Samedi 12 octobre, Jay Z a été aperçu avec son crew en train de prendre le métro londonien pour rejoindre The O2 Arena où il allait se produire sur scène. Il était alors accompagné de ses potes, dont Chris Martin et Timbaland. C’est-à-dire que Jay-Z, même quand il prend le métro, il fait tout un peu mieux que nous, quoi.
Un montage réalisé par les doigts de fée de Cy.
Il n’en est pas à son coup d’essai : fin 2011 déjà, il choisissait ce moyen de transport pour aller à son concert et faisait la rencontre d’Ellen Grossman, une artiste au visage adorable qui avouait ne pas savoir qui il était.

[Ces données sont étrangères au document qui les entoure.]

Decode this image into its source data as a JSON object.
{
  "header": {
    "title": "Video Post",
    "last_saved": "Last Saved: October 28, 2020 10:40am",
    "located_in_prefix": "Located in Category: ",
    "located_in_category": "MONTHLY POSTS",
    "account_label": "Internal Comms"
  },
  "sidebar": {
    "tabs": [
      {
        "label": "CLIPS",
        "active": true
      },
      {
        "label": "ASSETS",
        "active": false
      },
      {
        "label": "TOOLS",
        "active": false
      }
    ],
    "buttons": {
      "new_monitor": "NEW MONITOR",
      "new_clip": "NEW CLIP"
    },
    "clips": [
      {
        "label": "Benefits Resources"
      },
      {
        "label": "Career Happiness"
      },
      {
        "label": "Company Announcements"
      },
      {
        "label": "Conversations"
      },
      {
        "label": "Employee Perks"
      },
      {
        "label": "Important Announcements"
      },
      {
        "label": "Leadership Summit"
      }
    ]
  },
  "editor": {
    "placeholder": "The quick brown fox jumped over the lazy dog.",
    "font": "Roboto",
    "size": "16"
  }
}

Un moment génialement attendrissant, dévoilé quelques mois plus tard dans un documentaire sur la star, qui prouve tout de même que le rappeur/producteur est finalement assez humble :
https://www.youtube.com/watch?v=j6gWGOC7t8s
Alors attention, que les choses soient bien claires : je ne connais pas les motivations de Jay-Z pour prendre le métro et, si ça se trouve, il aime vraiment ça, car c’est potentiellement le privilège de ceux qui peuvent l’éviter quand ils le souhaitent. Moi-même je fais du pole dance autour des barres quand ça m’arrive de le prendre (mais c’est parce que je fais mes trajets à pied la plupart du temps : mon quotidien n’a rien à voir avec celui de Jay, puisque mon salaire équivaut à peu près à un slip de sa fille).

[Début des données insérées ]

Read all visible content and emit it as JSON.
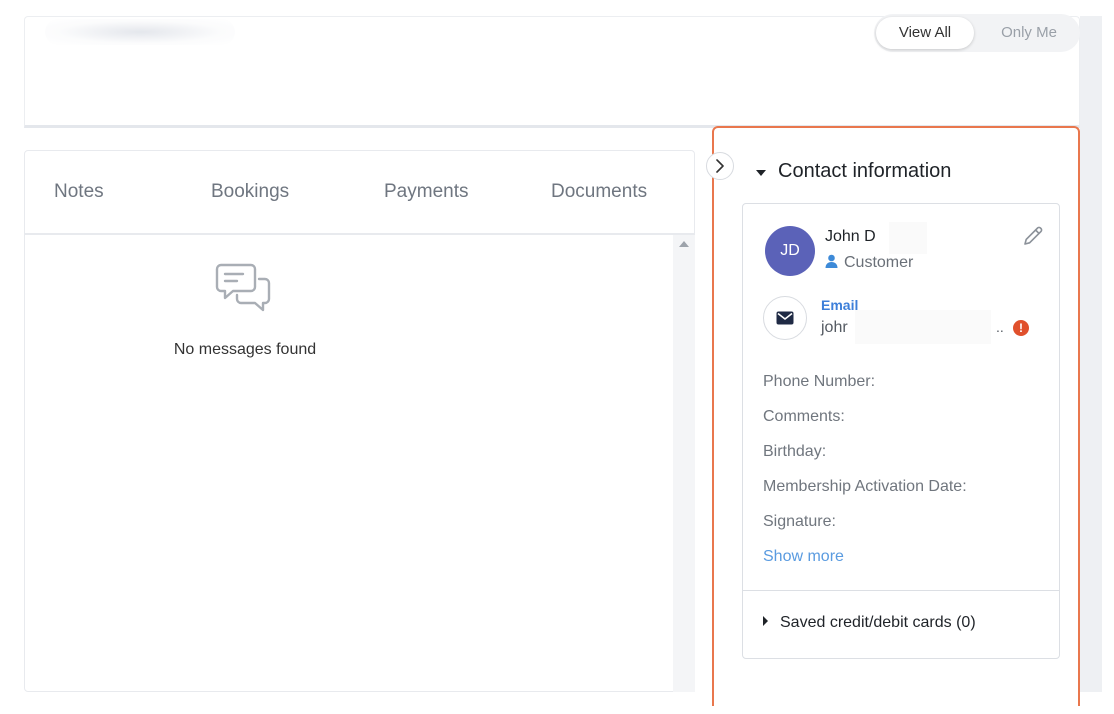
{
  "header": {
    "toggle": {
      "active": "View All",
      "inactive": "Only Me"
    }
  },
  "tabs": [
    {
      "label": "Notes"
    },
    {
      "label": "Bookings"
    },
    {
      "label": "Payments"
    },
    {
      "label": "Documents"
    }
  ],
  "messages": {
    "empty_text": "No messages found",
    "icon": "chat-bubbles-icon"
  },
  "contact": {
    "section_title": "Contact information",
    "initials": "JD",
    "name": "John D",
    "role": "Customer",
    "email_label": "Email",
    "email_value": "johr",
    "email_trailing": "..",
    "warning_glyph": "!",
    "fields": [
      "Phone Number:",
      "Comments:",
      "Birthday:",
      "Membership Activation Date:",
      "Signature:"
    ],
    "show_more": "Show more",
    "saved_cards": "Saved credit/debit cards (0)"
  },
  "colors": {
    "panel_border": "#e9774d",
    "avatar_bg": "#5b62b8",
    "link": "#5a9be0",
    "warning": "#e0502c"
  }
}
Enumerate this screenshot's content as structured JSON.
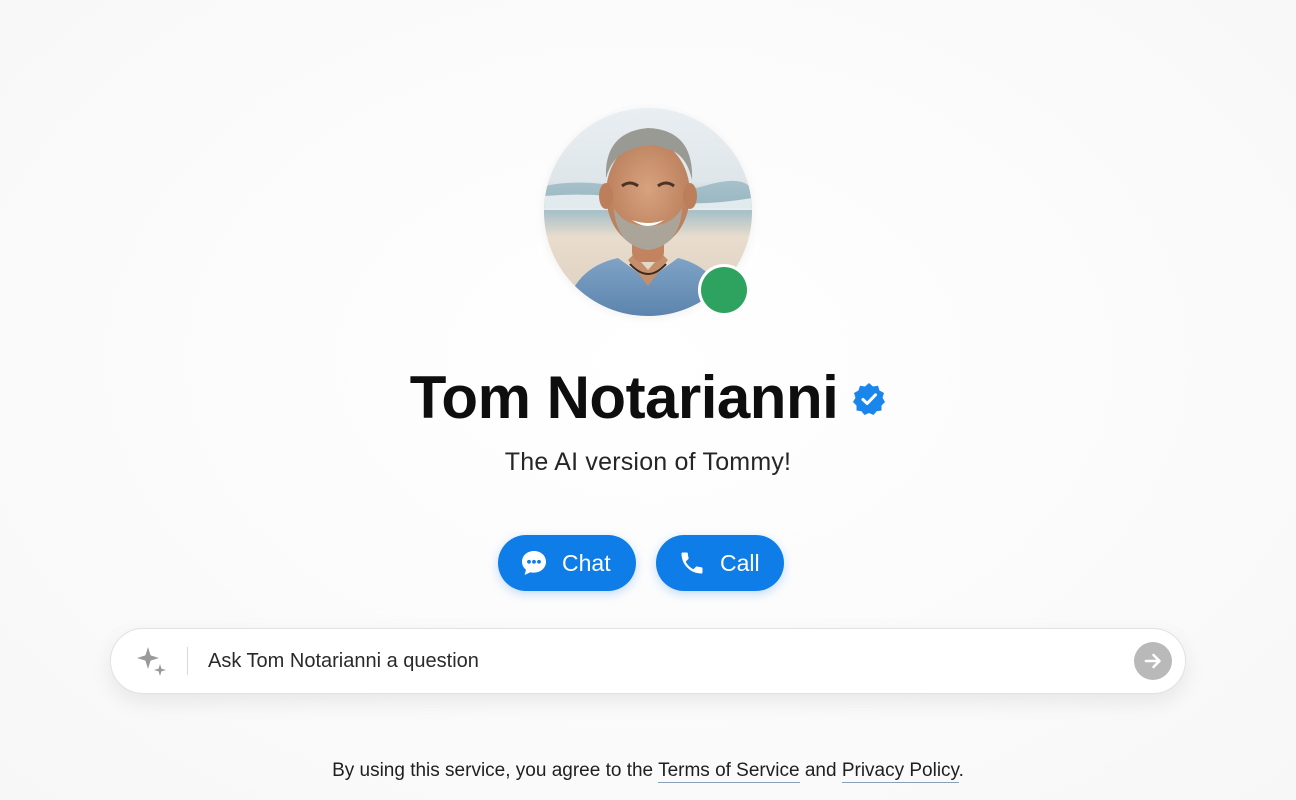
{
  "profile": {
    "name": "Tom Notarianni",
    "tagline": "The AI version of Tommy!",
    "verified_icon": "verified-badge-icon",
    "status": "online",
    "status_color": "#2ea35f",
    "avatar_alt": "Tom Notarianni"
  },
  "actions": {
    "chat_label": "Chat",
    "chat_icon": "chat-bubble-icon",
    "call_label": "Call",
    "call_icon": "phone-icon"
  },
  "ask": {
    "placeholder": "Ask Tom Notarianni a question",
    "left_icon": "sparkle-icon",
    "send_icon": "arrow-right-icon"
  },
  "footer": {
    "prefix": "By using this service, you agree to the ",
    "terms_label": "Terms of Service",
    "middle": " and ",
    "privacy_label": "Privacy Policy",
    "suffix": "."
  },
  "colors": {
    "accent": "#0f7de8",
    "status_online": "#2ea35f",
    "send_button": "#b9b9b9",
    "background": "#fafafa"
  }
}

Ce que je juge très fort, c’est la façon dont une partie des médias traite ce non-évènement : comme le symbole de l’artiste qui a su rester simple, comme un truc profondément cool là où je ne vois que de l’anecdotique et du marketing. « Une façon pour Jay Z de prouver qu’il reste Shawn Carter, même en occupant la deuxième place du classement des rappeurs les plus riches de l’industrie », ai-je ainsi pu lire sur le HuffPost sans trop savoir où commençait le sarcasme et où finissait la naïveté — ou l’inverse.

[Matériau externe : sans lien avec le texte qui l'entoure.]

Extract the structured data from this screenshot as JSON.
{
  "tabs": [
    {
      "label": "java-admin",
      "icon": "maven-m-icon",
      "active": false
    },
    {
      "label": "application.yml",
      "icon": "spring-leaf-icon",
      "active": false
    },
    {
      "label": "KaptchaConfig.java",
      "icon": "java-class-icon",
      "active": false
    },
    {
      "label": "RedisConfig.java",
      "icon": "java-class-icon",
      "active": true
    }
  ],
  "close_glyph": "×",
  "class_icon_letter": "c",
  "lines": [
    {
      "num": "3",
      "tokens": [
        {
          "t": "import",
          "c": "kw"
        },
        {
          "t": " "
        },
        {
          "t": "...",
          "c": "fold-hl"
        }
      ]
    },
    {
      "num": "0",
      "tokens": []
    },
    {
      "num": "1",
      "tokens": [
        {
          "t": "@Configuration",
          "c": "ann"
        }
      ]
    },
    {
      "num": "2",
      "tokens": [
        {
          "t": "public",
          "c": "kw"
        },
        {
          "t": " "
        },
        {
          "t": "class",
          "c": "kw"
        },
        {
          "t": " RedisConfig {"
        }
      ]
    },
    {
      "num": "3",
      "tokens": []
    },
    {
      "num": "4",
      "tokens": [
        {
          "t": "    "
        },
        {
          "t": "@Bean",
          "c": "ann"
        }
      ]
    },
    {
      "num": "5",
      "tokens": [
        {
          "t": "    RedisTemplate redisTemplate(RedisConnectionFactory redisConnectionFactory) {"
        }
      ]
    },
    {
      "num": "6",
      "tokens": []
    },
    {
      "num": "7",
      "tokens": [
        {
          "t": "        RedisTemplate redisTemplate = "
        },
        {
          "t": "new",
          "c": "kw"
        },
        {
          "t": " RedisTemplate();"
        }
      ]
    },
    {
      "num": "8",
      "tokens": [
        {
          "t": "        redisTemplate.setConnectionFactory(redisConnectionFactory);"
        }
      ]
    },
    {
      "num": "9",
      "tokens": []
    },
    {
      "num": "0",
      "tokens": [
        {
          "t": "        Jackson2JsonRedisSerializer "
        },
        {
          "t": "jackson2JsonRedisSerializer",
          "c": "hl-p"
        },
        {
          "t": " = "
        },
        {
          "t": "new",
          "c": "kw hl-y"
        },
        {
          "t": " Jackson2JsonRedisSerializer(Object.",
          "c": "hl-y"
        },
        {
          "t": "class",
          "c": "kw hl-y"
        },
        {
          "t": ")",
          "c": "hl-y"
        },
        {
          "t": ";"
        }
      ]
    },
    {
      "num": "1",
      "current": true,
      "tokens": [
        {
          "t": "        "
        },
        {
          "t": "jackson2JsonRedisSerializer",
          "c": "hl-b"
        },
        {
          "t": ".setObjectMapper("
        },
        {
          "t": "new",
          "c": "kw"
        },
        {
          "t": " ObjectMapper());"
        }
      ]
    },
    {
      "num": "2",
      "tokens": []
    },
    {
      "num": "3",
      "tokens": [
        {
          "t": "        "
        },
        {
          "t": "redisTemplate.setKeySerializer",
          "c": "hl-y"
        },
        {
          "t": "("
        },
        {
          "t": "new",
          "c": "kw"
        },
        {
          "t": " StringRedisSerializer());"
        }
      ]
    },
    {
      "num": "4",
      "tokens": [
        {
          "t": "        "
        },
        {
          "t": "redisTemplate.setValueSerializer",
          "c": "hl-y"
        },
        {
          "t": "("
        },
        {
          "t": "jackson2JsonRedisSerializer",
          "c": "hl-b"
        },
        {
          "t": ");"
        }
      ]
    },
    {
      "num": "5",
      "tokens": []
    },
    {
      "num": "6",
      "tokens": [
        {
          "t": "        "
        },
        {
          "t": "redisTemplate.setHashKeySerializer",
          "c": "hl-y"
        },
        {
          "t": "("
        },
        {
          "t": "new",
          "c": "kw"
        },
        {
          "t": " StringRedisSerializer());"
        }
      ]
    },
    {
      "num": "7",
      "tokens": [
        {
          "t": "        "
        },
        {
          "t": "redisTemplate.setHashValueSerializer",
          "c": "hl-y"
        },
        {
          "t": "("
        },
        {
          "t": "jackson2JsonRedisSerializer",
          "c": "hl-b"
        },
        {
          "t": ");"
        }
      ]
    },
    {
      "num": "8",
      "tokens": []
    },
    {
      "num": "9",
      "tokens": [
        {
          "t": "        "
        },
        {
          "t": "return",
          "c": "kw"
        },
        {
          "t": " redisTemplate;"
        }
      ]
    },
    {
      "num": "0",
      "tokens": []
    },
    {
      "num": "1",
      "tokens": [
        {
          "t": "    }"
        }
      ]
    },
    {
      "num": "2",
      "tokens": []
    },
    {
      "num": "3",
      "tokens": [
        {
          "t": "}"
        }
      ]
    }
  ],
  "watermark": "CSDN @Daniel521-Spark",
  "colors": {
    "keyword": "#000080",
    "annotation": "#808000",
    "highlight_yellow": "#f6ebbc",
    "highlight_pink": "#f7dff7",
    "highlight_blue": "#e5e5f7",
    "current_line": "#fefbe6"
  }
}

Clairement, Jay-Z fait ce qu’il veut de sa carte Navigo : est-ce que c’est un pur effort pour se faire bien voir, est-ce que c’était juste un petit coup de folie, la sensation de faire quelque chose de normal (il a grandi à Brooklyn avant d’être Jay-Z) ou l’envie de se rapprocher de ses fans là où ils ne l’attendaient pas, j’en sais rien.
Mais qu’on évite de faire passer ça comme une façon de nous rappeler qu’il est avant tout un citoyen comme les autres, comme toi et moi. Faudrait voir à essayer de nous faire confondre les vessies et les lanternes, tout de même.
En voyant cette « news » relayée un peu partout, j’ai perdu tout sens du second degré. Et franchement, quitte à prendre le truc au premier degré, autant creuser un peu pour atteindre le sous-sol de l’humour. Là, j’ai trouvé la force de rebondir et d’un grand coup de talon, je suis arrivée au degré 36.
C’est ainsi que j’ai fini par me demander ce qui pourrait être requis pour que n’importe quelle personne ayant une source de revenus ++++ puisse recevoir son diplôme de pauvre occasionnel (un peu comme les gens qui reçoivent un cadre avec écrit dedans « meilleur papa du monde » ou « patron de l’année »). Une preuve qu’ils savent faire preuve d’empathie à l’égard des classes moyennes et populaires, qu’ils les comprennent.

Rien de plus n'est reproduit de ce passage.